Increase number of nodes in CONFIGURATION file

Posted: Wed May 27, 2009 7:55 am
by manjot.chehal
Hi,


I am using a 4 node CONFIGURATION file. I want to increase it to 8 node CONFIGURATION file but i have below questions:
What all i should keep in mind before doing this?
Will it really increase performance of my datatsgae job?
Will it increase the number of datastage jobs which i can run simultaneously?
How should i get to know whether my server is SMP is MPP system?
How configuration file is mapped internally to CPU, I mean how it effects the datastage jobs performance?

Posted: Wed May 27, 2009 7:58 am
by miwinter
Hi,

Interview any time soon?

The Datastage documentation will answer most if not all of these queries - please refer to those. Furthermore, it's such an open-ended question, you should really educate yourself on the subject as a whole.

Re: Increase number of nodes in CONFIGURATION file

Posted: Thu May 28, 2009 8:08 am
by Dave Malia
manjot.chehal wrote:Hi,


I am using a 4 node CONFIGURATION file. I want to increase it to 8 node CONFIGURATION file but i have below questions:
What all i should keep in mind before doing this?
Will it really increase performance of my datatsgae job?
Will it increase the number of datastage jobs which i can run simultaneously?
How should i get to know whether my server is SMP is MPP system?
How configuration file is mapped internally to CPU, I mean how it effects the datastage jobs performance?
1. standard is to match nodes to CPU's (7 cpu, 7 node)
2. what the jobs are doing - small jobs better sequentially run (1 node), large jobs better using multi nodes - based on overheads to start parallel processing.
3. Assuming resources are not fully consumed then yest, parralelism generally improves performance (with point 2 having been considered)
4. Ask your server administrators... or find out what the terms mean..
5. Increasing nodes increases the number of processes per job thus decreasing a jobs duration - it does not allow more jobs to be run simultaniously, quite the opposite i should think as one job is using more resources.
6. dont know what you mean mapped? It effects the performance based on what the jobs doing - just running 4 processes for one job wont help if they are all writing to the same heavily loaded file system...

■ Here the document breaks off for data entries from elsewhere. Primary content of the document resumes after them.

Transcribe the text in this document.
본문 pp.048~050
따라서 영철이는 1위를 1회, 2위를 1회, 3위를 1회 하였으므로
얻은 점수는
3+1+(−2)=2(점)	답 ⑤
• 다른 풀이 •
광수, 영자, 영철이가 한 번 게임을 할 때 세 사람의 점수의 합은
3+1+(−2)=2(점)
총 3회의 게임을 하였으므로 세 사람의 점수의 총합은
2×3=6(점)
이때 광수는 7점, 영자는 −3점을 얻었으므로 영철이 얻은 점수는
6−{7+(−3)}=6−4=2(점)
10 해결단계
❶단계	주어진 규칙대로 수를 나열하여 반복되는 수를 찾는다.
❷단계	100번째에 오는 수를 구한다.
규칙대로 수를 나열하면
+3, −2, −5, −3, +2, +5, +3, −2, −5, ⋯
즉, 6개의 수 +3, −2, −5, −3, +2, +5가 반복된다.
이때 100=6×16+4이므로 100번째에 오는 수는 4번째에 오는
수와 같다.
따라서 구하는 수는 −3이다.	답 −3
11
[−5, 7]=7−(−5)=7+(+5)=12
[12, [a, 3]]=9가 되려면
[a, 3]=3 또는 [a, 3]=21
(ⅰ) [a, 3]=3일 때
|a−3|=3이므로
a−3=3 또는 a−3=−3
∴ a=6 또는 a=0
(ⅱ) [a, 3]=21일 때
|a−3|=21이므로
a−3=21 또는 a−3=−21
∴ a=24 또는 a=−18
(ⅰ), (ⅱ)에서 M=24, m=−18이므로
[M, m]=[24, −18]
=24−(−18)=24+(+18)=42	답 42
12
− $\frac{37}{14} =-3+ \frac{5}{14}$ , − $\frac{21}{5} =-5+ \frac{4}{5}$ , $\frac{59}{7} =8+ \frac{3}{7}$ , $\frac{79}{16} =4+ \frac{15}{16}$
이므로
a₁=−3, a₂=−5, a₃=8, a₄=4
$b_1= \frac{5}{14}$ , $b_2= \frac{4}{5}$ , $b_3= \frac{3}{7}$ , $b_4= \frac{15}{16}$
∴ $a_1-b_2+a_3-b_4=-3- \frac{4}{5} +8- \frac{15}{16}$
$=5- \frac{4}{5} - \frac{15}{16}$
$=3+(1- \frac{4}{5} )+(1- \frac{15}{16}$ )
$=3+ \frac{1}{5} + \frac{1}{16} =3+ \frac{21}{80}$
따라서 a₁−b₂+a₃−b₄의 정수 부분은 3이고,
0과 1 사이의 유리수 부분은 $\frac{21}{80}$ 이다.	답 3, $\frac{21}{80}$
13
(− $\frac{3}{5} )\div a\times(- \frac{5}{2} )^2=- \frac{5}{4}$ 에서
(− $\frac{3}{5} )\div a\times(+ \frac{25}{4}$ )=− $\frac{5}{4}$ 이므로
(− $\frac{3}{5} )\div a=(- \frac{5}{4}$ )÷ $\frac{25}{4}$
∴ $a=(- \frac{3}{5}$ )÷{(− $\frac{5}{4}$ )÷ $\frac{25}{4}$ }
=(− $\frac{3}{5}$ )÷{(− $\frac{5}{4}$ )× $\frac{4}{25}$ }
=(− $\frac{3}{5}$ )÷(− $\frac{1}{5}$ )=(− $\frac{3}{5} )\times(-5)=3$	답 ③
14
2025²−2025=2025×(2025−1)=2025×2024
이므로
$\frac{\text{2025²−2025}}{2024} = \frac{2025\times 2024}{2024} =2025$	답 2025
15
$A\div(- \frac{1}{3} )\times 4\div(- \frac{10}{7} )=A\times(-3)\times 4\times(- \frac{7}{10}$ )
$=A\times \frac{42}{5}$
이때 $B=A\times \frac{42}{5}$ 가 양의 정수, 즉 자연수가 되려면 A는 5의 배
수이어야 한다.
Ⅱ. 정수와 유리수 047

Good luck in the interview and dont quote me... :o

Posted: Thu May 28, 2009 8:15 am
by miwinter
The answer to the first question is why I replied as I did initially... straight off the bat I don't use/know of a "standard" whereby you run as many nodes as you have CPUs :?

Posted: Thu May 28, 2009 4:38 pm
by ray.wurlod
The wonderful thing about standards is that there are so many from which to choose. I disagree with some of the above, and any answer I gave to the original question would be prefaced with "It depends, but...".

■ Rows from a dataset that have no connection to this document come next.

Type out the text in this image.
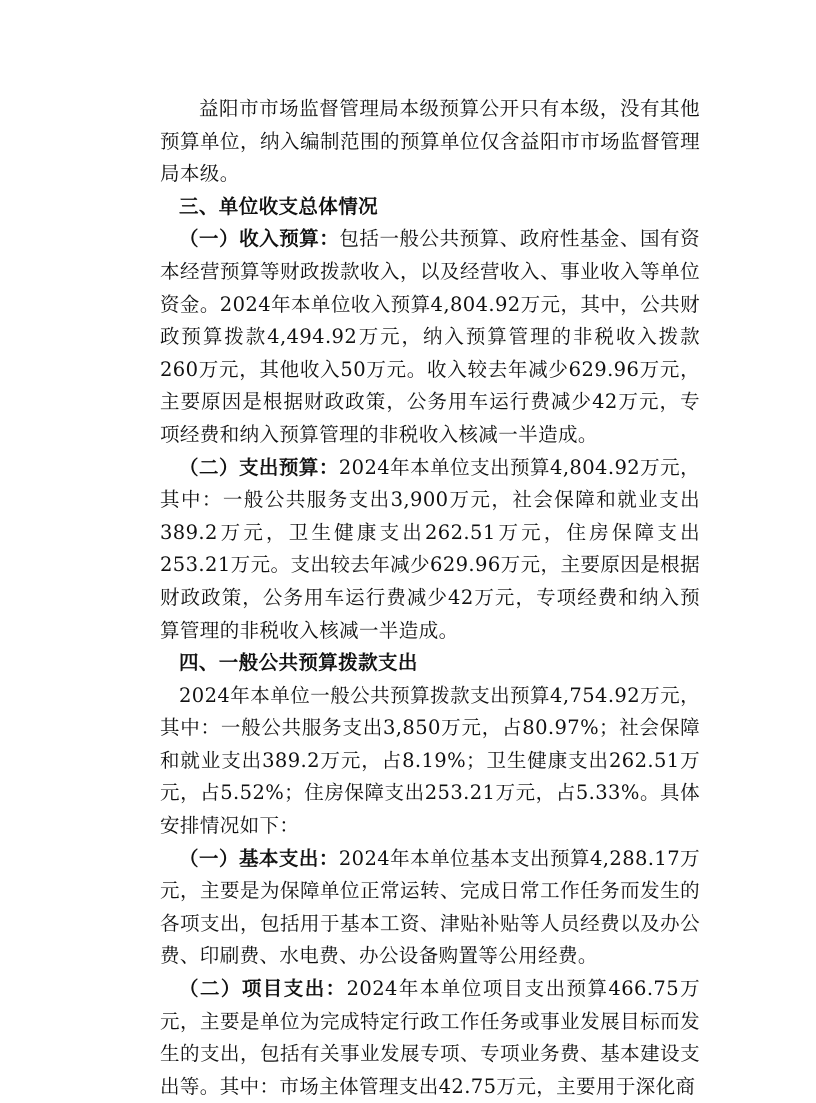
益阳市市场监督管理局本级预算公开只有本级，没有其他预算单位，纳入编制范围的预算单位仅含益阳市市场监督管理局本级。

三、单位收支总体情况

（一）收入预算：包括一般公共预算、政府性基金、国有资本经营预算等财政拨款收入，以及经营收入、事业收入等单位资金。2024年本单位收入预算4,804.92万元，其中，公共财政预算拨款4,494.92万元，纳入预算管理的非税收入拨款260万元，其他收入50万元。收入较去年减少629.96万元，主要原因是根据财政政策，公务用车运行费减少42万元，专项经费和纳入预算管理的非税收入核减一半造成。

（二）支出预算：2024年本单位支出预算4,804.92万元，其中：一般公共服务支出3,900万元，社会保障和就业支出389.2万元，卫生健康支出262.51万元，住房保障支出253.21万元。支出较去年减少629.96万元，主要原因是根据财政政策，公务用车运行费减少42万元，专项经费和纳入预算管理的非税收入核减一半造成。

四、一般公共预算拨款支出

2024年本单位一般公共预算拨款支出预算4,754.92万元，其中：一般公共服务支出3,850万元，占80.97%；社会保障和就业支出389.2万元，占8.19%；卫生健康支出262.51万元，占5.52%；住房保障支出253.21万元，占5.33%。具体安排情况如下：

（一）基本支出：2024年本单位基本支出预算4,288.17万元，主要是为保障单位正常运转、完成日常工作任务而发生的各项支出，包括用于基本工资、津贴补贴等人员经费以及办公费、印刷费、水电费、办公设备购置等公用经费。

（二）项目支出：2024年本单位项目支出预算466.75万元，主要是单位为完成特定行政工作任务或事业发展目标而发生的支出，包括有关事业发展专项、专项业务费、基本建设支出等。其中：市场主体管理支出42.75万元，主要用于深化商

Posted: Thu May 28, 2009 5:24 pm
by chulett
With 'node' being a logical concept there's really nothing tying it to the number of physical CPUs... and certainly no "one to one" standard. As noted, it depends on a number of factors.

Posted: Fri May 29, 2009 2:56 am
by Dave Malia
Totally agree with you all on this subject which is why most of my answers pretty much said it depends on... or words to that effect.

The only way to know what the system can handle and whats a good configuration for the jobs being run is basically to do some performance tests with different configurationsm and some solid analysis.